3. While I’ve been beguiled by Emily Dickinson’s poetry, it’s usually presented to the world after careful editing. If you’ve ever looked at her original manuscripts, you can see that she knew only three pieces of punctuation: the dash, the exclamation point, and the period, which is saved for the end of the whole poem.

4. In The Doomsday Effect, I had the character of Jason Bathespeake talk with an impediment, reflecting the fact that his speech centers were no longer connected to his vocal cords but to a mechanical synthesizer. In the manuscript, I had carried his odd speech pattern through every line of dialogue right to the end of the book. A wise editor suggested that I use the quirks for a chapter or two, then let the pattern fade out, with only an occasional reprise. This would approximate the effect of knowing or working alongside someone with a speech defect or accent: sooner or later the novelty wears off, you understand the speech as natural to the person, and you no longer hear the differences.

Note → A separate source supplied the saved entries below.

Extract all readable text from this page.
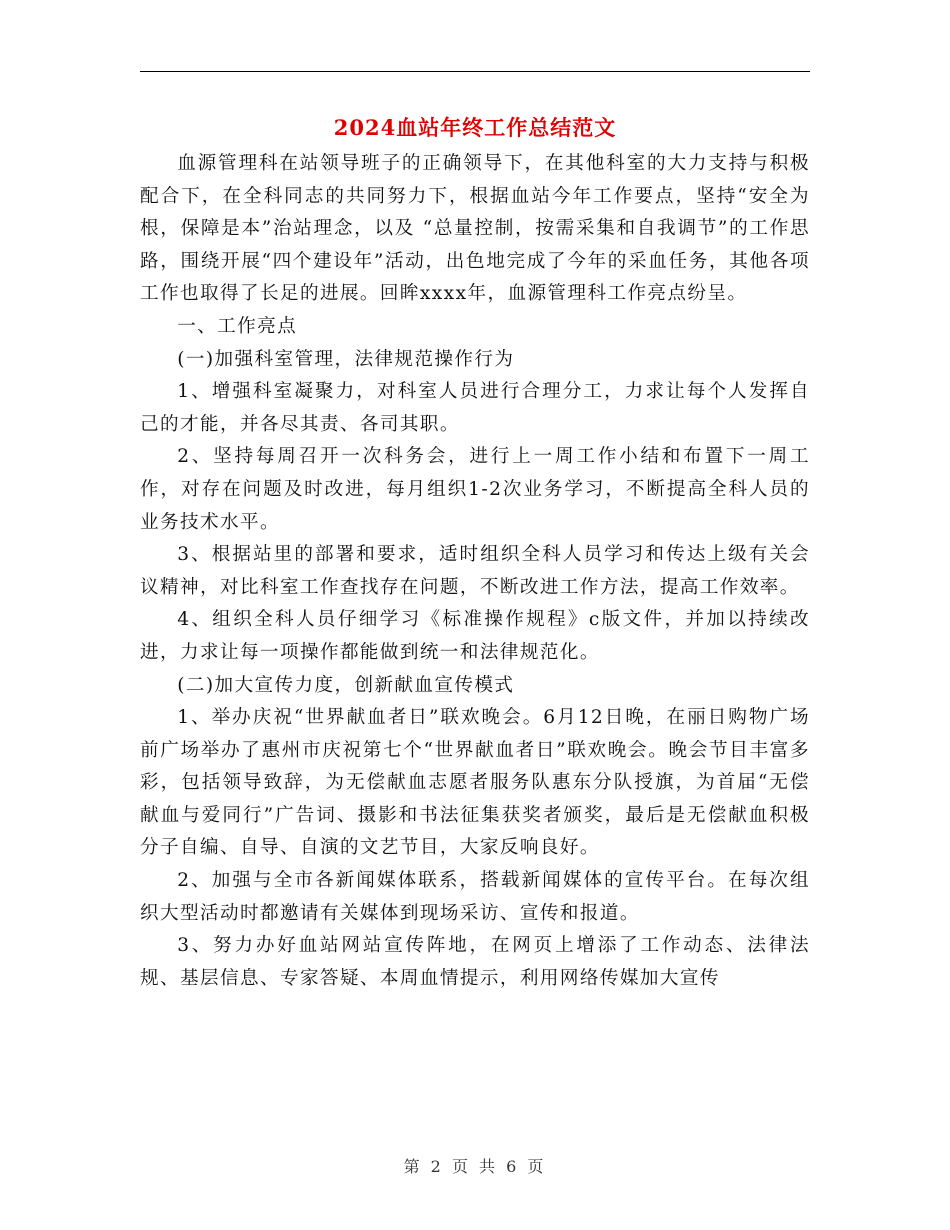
2024血站年终工作总结范文

血源管理科在站领导班子的正确领导下，在其他科室的大力支持与积极配合下，在全科同志的共同努力下，根据血站今年工作要点，坚持“安全为根，保障是本”治站理念，以及 “总量控制，按需采集和自我调节”的工作思路，围绕开展“四个建设年”活动，出色地完成了今年的采血任务，其他各项工作也取得了长足的进展。回眸xxxx年，血源管理科工作亮点纷呈。

一、工作亮点

(一)加强科室管理，法律规范操作行为

1、增强科室凝聚力，对科室人员进行合理分工，力求让每个人发挥自己的才能，并各尽其责、各司其职。

2、坚持每周召开一次科务会，进行上一周工作小结和布置下一周工作，对存在问题及时改进，每月组织1-2次业务学习，不断提高全科人员的业务技术水平。

3、根据站里的部署和要求，适时组织全科人员学习和传达上级有关会议精神，对比科室工作查找存在问题，不断改进工作方法，提高工作效率。

4、组织全科人员仔细学习《标准操作规程》c版文件，并加以持续改进，力求让每一项操作都能做到统一和法律规范化。

(二)加大宣传力度，创新献血宣传模式

1、举办庆祝“世界献血者日”联欢晚会。6月12日晚，在丽日购物广场前广场举办了惠州市庆祝第七个“世界献血者日”联欢晚会。晚会节目丰富多彩，包括领导致辞，为无偿献血志愿者服务队惠东分队授旗，为首届“无偿献血与爱同行”广告词、摄影和书法征集获奖者颁奖，最后是无偿献血积极分子自编、自导、自演的文艺节目，大家反响良好。

2、加强与全市各新闻媒体联系，搭载新闻媒体的宣传平台。在每次组织大型活动时都邀请有关媒体到现场采访、宣传和报道。

3、努力办好血站网站宣传阵地，在网页上增添了工作动态、法律法规、基层信息、专家答疑、本周血情提示，利用网络传媒加大宣传

第 2 页 共 6 页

5. Stage business is a playwright’s term. I use it to mean some bit of action that accompanies dialogue to indicate who is speaking. “ ‘I see what you mean.’ John took out his cigarettes and lit one. ‘And how does that affect us?’ ”

6. Sometimes what seems innocuous or even banal at one point in the story will be shown to have significance later on. That’s a key tool of the mystery writer—and all of us, at some level, are presenting a mystery for the reader to discover and interpret.

7. Oh, I use Roget’s in my writing, but usually in the context of knowing that the word I have in mind is not quite the word I want. Then it’s helpful to look at some synonyms. Very occasionally, I might have written myself into a trap where I have to use, for example, the word “door” six times in three sentences. Then, if I can’t gracefully use the pronoun “it” for occasional relief, I might look into Roget’s for a synonym. But most of them are going to be a bad fit. Going “door … door … door … door … portal” is worse than succumbing to that final “door.”